At the international level, the rights of listeners and receivers of information are expressly protected along with and in equal measure to the rights of speakers. While the right to receive information has many facets, in practice it has emerged most powerfully from the proliferation of Freedom of Information and other access-to-information laws now in place in over 90 national jurisdictions. Indeed, it is now a basic tenet of international law that individuals have a concrete right to access government-held information, subject to certain enumerated exceptions such as security and individual privacy. This right, like the right to free expression generally, is a critical “gateway” right necessary to protect other fundamental democratic rights such as public participation and government accountability and anti-corruption. As the Supreme Court of India has stated, “[w]here a society has chosen to accept democracy as its creedal faith, it is elementary that the citizens ought to know what their government is doing.” Even more succinctly stated by the Inter-American Court: “a society that is not well-informed is not a society that is truly free.”

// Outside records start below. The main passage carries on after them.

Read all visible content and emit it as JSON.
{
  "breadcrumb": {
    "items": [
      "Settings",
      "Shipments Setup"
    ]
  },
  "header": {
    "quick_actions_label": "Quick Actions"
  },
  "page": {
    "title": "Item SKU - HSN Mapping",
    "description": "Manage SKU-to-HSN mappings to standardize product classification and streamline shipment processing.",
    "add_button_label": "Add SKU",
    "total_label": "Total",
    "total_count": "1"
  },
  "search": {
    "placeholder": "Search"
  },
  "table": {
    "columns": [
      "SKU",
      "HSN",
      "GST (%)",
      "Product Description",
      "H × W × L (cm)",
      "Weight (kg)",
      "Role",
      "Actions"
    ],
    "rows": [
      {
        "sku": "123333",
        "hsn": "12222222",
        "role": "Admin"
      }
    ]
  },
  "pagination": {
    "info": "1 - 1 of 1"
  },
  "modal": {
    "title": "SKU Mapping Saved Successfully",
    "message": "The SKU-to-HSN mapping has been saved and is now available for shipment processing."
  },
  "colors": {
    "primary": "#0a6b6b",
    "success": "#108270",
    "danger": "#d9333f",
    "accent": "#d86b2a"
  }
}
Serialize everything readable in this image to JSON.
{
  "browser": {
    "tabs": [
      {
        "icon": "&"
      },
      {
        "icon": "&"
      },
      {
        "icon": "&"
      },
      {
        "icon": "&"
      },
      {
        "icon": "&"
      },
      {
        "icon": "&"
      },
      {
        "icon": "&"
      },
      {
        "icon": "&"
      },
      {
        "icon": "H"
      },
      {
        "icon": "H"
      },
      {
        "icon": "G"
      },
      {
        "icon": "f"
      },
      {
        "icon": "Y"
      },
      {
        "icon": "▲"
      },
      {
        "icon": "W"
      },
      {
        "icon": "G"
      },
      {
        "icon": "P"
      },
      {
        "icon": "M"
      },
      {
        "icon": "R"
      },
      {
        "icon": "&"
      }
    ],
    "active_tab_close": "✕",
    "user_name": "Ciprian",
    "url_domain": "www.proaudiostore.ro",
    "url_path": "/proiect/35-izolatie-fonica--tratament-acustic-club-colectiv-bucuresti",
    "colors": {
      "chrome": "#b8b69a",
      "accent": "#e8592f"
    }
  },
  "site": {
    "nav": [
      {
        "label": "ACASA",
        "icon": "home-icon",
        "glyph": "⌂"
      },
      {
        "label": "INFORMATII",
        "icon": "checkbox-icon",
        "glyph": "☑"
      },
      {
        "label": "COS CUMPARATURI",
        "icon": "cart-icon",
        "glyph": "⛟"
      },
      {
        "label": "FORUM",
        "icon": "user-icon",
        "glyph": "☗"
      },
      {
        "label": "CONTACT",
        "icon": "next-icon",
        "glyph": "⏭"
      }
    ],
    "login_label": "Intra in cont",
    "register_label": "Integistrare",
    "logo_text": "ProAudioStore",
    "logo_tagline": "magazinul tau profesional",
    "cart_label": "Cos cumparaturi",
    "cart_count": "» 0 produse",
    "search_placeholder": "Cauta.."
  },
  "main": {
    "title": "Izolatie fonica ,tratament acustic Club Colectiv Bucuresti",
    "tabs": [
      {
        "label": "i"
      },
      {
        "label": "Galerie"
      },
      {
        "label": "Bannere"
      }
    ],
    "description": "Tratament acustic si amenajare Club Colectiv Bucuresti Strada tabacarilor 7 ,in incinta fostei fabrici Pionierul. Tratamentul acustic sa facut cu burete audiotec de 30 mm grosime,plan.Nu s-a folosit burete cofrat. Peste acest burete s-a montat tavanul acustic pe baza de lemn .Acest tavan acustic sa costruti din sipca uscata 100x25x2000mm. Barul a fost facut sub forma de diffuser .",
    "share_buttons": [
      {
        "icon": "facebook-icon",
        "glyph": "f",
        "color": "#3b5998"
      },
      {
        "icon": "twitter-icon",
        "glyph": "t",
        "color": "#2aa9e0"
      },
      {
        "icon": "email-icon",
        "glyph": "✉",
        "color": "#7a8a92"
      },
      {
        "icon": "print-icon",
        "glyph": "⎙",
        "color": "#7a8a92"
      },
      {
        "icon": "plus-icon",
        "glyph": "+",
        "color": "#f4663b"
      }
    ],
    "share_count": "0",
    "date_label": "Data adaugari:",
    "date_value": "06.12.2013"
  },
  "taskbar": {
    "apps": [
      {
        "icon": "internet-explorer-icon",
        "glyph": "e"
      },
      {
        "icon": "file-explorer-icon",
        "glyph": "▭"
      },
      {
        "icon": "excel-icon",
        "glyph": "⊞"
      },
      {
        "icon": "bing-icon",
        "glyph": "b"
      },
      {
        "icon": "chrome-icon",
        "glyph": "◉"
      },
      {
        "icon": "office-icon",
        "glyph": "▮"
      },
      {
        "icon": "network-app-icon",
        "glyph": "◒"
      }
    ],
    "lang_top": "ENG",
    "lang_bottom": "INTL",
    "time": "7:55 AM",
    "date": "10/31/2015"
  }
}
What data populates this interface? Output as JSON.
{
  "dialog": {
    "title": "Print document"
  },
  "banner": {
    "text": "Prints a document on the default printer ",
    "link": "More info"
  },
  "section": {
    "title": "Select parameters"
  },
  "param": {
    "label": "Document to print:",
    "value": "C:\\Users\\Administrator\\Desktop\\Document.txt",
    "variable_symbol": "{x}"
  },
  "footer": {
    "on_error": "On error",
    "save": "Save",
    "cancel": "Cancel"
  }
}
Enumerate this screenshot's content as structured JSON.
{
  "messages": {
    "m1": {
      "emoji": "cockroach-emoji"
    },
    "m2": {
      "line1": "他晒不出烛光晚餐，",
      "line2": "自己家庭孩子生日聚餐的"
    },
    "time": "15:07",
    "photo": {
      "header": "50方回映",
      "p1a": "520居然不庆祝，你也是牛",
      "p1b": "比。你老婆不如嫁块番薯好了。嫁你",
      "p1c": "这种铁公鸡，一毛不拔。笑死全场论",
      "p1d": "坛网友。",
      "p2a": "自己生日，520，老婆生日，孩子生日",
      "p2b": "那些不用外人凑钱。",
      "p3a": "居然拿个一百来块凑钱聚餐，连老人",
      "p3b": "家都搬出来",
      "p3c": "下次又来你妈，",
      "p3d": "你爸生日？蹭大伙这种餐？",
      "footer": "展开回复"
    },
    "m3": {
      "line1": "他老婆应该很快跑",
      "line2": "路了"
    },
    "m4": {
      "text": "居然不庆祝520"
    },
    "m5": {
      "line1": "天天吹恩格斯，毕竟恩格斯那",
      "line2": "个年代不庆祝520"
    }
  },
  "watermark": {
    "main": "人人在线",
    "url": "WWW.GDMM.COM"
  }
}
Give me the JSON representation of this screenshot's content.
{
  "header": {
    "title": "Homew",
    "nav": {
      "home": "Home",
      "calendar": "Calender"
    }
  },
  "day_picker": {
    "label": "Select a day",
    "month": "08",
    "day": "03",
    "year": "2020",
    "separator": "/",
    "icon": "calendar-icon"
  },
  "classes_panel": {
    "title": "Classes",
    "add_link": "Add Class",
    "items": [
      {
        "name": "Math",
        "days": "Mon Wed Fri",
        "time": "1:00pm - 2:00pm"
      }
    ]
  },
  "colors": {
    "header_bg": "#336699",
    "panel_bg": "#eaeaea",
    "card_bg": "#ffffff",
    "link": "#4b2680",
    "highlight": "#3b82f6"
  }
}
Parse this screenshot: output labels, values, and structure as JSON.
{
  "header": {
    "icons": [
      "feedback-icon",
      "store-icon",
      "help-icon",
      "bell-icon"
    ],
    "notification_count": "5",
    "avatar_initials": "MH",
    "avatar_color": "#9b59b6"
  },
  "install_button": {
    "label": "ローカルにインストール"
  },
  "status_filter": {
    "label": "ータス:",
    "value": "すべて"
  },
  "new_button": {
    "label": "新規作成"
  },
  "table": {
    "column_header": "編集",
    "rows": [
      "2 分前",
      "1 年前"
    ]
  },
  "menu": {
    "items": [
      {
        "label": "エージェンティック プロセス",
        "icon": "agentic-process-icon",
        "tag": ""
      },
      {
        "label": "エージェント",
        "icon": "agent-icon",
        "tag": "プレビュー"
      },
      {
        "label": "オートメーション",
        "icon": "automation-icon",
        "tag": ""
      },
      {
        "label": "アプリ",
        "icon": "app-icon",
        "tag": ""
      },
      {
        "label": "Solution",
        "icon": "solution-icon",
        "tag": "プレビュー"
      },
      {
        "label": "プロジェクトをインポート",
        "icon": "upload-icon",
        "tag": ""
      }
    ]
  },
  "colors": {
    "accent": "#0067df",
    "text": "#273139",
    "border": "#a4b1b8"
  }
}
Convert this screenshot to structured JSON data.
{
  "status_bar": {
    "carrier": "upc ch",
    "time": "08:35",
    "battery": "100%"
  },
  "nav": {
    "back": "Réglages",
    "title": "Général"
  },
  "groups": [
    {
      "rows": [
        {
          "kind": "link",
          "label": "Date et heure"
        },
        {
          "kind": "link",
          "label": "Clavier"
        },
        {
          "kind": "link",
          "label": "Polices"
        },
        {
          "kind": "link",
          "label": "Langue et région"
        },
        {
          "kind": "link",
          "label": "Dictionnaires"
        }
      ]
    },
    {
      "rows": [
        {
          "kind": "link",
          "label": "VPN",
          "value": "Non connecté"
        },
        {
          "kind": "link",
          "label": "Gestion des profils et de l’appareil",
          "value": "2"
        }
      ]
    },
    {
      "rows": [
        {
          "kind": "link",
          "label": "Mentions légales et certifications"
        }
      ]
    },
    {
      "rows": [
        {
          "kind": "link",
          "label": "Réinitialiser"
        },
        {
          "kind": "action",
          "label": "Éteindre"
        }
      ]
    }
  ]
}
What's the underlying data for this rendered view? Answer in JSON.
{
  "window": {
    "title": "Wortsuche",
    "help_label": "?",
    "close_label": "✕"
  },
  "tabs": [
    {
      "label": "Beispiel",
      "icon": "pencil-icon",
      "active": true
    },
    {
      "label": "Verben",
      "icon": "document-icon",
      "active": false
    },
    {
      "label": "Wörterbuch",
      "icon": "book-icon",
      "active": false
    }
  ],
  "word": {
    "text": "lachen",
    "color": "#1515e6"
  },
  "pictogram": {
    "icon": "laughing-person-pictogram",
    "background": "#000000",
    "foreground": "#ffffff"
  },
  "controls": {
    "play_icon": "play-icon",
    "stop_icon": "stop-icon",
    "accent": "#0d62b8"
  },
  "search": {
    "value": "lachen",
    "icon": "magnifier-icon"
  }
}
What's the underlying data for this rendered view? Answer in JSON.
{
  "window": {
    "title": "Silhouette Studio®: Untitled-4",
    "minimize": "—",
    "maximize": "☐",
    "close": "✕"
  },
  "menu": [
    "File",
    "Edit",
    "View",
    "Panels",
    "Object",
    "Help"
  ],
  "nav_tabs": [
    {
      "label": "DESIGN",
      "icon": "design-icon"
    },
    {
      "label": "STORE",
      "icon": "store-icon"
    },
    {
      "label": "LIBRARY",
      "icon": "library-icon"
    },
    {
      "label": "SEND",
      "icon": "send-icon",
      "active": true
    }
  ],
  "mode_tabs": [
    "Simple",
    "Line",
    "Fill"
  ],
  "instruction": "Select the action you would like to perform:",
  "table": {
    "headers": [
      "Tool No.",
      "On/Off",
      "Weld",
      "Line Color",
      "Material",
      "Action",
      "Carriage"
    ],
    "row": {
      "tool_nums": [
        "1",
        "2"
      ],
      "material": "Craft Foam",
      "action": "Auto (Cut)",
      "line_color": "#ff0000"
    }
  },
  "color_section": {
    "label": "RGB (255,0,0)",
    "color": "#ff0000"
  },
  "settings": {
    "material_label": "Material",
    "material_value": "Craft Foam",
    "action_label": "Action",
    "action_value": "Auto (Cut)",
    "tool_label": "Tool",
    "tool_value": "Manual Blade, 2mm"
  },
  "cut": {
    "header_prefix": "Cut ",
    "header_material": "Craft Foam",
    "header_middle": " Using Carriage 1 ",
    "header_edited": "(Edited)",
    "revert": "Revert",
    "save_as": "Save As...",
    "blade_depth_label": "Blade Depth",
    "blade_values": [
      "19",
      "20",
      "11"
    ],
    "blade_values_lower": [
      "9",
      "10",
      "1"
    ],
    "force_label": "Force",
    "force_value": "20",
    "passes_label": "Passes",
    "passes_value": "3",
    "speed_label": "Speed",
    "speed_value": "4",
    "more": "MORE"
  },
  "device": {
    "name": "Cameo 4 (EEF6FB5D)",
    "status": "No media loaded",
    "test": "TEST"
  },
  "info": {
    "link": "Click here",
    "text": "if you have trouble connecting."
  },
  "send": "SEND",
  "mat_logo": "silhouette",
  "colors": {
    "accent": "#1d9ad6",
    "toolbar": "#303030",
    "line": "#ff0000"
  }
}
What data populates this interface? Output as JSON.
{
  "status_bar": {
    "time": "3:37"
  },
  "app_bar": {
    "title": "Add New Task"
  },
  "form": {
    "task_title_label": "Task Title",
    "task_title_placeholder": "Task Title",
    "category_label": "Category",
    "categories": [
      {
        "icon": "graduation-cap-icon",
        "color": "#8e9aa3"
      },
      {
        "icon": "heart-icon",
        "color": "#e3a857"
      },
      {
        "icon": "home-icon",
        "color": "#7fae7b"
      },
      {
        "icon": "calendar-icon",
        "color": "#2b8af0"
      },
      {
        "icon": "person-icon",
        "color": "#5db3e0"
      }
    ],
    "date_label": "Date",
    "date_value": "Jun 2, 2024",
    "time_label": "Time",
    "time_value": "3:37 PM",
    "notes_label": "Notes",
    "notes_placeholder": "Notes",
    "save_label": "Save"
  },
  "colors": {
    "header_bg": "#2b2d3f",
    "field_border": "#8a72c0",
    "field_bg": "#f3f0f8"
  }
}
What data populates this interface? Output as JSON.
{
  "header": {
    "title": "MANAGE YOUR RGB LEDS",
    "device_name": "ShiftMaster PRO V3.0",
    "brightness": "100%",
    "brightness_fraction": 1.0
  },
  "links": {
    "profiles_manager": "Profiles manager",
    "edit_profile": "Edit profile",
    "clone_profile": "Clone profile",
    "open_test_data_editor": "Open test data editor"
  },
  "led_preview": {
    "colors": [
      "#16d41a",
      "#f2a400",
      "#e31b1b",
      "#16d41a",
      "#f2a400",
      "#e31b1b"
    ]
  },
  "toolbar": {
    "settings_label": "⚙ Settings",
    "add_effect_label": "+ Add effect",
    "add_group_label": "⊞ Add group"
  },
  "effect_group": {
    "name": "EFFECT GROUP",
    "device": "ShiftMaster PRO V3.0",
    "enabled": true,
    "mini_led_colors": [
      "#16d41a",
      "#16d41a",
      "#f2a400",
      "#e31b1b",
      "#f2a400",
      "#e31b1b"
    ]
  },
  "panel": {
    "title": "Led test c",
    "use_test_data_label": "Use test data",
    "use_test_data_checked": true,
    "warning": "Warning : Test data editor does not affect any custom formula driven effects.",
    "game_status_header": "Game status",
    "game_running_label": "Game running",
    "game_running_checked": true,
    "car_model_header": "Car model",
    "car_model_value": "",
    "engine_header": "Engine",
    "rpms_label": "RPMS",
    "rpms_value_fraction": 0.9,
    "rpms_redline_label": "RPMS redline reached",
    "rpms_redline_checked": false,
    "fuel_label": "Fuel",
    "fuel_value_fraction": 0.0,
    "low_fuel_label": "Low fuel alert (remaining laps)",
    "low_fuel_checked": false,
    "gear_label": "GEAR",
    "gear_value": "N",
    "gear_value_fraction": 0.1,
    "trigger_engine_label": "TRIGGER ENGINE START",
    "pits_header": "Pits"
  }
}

The right to access information can also serve as a critical gateway right to the protection of a range of other rights pertaining to health, land, natural resources, FPIC, self-determination, and more. Information is power, and too often information disparity is used to further marginalize and manipulate affected individuals and communities. The right to access information can extend to information of critical importance to protecting one’s right, irrespective of who holds the information, especially in cases where private parties are allowed by government through “indirect methods or means” to exercise control over information of a fundamentally public or rights-concerning nature.
Through its counsel, consulting, and communications practices, Forum Nobis works with affected individuals and communities to gain access to critical information through Freedom of Information petitions, legal cases, and other available means. Forum Nobis has particular experience fighting efforts by governments and corporation to withhold critical public information under the pretext of “trade secret,” corporate privacy, or similar rationales that may in application be inconsistent with the right to access information.